Topcipher Ransomware

Similar to other popular pieces of ransomware in circulation, the Topcipher Ransomware infects targeted PCs via one or more security holes, rendering your valuable data inaccessible thanks to a strong encryption algorithm. Topcipher is the latest file encryption malware, to join the notorious VoidCrypt Ransomware family. You know you have fallen under Topcipher's grip when you see all your files changing their names via the following pattern:

<filename>.<filetype_extension>.[topcipher24@gmail.com][MJ-GX3965214078].topcipher

The bolded part is the suffix appended to each infected file.

Note! Unlike most ransomware threats, Topcipher does not generate a detailed ransom note. Instead, it creates a small text file named "prvkey*.txt.key" and locates it in the victim's ProgramData folder. While not a classic ransom note per se, the "prvkey*.txt.key" most likely serves as the victim's ID, because the crooks behind Topcipher demand that victims send this file to topcipher24@gmail(dot)com or topcipher@protonmail(dot)com. Only then will they receive an email presumably containing payment instructions and data recovery options.

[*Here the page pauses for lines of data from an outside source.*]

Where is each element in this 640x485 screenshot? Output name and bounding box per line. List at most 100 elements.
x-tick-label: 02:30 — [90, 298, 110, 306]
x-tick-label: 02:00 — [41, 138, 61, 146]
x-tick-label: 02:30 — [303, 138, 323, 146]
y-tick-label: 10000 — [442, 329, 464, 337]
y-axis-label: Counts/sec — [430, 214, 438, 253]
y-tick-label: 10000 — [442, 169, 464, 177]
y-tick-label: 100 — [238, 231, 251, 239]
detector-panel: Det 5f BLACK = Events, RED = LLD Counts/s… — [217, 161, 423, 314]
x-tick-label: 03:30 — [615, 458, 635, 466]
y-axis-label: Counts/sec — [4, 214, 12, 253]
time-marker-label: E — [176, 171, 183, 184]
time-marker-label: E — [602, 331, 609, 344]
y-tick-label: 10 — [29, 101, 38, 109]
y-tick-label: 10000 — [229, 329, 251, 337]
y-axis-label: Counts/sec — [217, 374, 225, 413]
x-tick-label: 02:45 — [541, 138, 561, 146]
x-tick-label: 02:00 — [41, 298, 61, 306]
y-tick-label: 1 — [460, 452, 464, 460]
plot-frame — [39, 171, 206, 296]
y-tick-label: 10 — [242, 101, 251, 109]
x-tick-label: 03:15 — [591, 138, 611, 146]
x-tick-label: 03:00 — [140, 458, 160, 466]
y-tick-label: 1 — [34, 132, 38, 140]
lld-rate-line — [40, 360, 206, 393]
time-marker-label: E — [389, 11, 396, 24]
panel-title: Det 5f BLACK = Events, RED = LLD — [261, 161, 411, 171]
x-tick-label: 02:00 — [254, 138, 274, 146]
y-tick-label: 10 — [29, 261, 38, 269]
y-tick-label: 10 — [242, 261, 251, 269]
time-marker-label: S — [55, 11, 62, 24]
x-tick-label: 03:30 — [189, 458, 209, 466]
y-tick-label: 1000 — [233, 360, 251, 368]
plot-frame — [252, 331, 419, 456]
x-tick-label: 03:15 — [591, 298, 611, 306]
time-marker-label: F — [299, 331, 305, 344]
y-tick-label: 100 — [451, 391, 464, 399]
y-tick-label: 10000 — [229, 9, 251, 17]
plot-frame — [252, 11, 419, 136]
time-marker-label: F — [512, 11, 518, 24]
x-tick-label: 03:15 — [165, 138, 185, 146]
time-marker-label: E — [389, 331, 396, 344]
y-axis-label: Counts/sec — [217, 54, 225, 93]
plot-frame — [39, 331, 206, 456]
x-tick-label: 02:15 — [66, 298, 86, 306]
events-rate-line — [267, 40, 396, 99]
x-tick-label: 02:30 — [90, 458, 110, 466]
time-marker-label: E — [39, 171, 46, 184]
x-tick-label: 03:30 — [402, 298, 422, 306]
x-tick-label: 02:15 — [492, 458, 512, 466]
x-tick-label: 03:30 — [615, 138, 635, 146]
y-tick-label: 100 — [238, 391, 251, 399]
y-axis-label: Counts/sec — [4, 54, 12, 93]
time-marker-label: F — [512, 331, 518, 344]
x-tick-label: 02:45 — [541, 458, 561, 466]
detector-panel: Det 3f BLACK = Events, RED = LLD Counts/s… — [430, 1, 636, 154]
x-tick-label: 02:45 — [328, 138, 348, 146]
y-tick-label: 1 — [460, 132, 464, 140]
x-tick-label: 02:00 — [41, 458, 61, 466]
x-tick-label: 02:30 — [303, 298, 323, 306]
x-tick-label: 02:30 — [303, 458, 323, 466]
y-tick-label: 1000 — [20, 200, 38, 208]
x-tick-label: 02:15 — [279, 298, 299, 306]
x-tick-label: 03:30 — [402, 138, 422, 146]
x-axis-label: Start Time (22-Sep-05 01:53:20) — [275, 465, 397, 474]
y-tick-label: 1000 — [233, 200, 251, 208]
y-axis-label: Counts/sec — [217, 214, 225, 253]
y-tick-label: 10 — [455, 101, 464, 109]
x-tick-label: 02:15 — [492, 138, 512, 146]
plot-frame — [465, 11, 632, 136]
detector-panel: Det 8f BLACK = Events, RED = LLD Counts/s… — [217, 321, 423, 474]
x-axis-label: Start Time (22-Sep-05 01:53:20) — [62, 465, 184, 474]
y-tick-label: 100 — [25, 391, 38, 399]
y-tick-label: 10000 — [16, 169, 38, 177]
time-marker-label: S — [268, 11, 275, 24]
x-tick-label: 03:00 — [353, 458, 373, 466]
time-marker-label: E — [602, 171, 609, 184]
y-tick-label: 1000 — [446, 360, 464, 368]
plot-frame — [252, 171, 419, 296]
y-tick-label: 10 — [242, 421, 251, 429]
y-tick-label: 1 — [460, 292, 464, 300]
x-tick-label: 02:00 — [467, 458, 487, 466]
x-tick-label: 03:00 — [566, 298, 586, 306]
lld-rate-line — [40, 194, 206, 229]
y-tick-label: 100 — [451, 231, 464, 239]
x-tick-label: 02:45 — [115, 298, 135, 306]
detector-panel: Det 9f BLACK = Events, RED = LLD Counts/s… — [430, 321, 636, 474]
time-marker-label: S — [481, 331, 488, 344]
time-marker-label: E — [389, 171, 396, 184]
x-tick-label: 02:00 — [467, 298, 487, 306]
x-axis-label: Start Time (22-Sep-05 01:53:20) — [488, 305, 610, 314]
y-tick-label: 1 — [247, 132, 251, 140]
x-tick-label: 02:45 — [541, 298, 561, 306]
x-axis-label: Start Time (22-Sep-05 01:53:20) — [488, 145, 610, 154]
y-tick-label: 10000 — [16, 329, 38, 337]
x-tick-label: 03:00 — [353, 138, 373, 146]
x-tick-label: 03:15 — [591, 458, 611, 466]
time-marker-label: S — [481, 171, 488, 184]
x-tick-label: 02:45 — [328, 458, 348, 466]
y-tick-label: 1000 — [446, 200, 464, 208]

Ransomware actors should never get what they ask for in a ransom note. Even though they may promise to give a fully-working decryption tool in return for your hard-earned money, we know from experience how unlikely it is for them to fulfill their early promises.

The Topcipher Ransomware may land on your machine as a corrupted email attachment, through unsafe Web links, or via potentially risky file-sharing platforms. Regardless of the infection vector used, the outcome is always as bad as it gets. Unless you back up your data regularly, you risk losing it all in the twinkling of an eye. That's why we never cease to raise awareness about the grave dangers hidden in ransomware and any other malware threats we come across.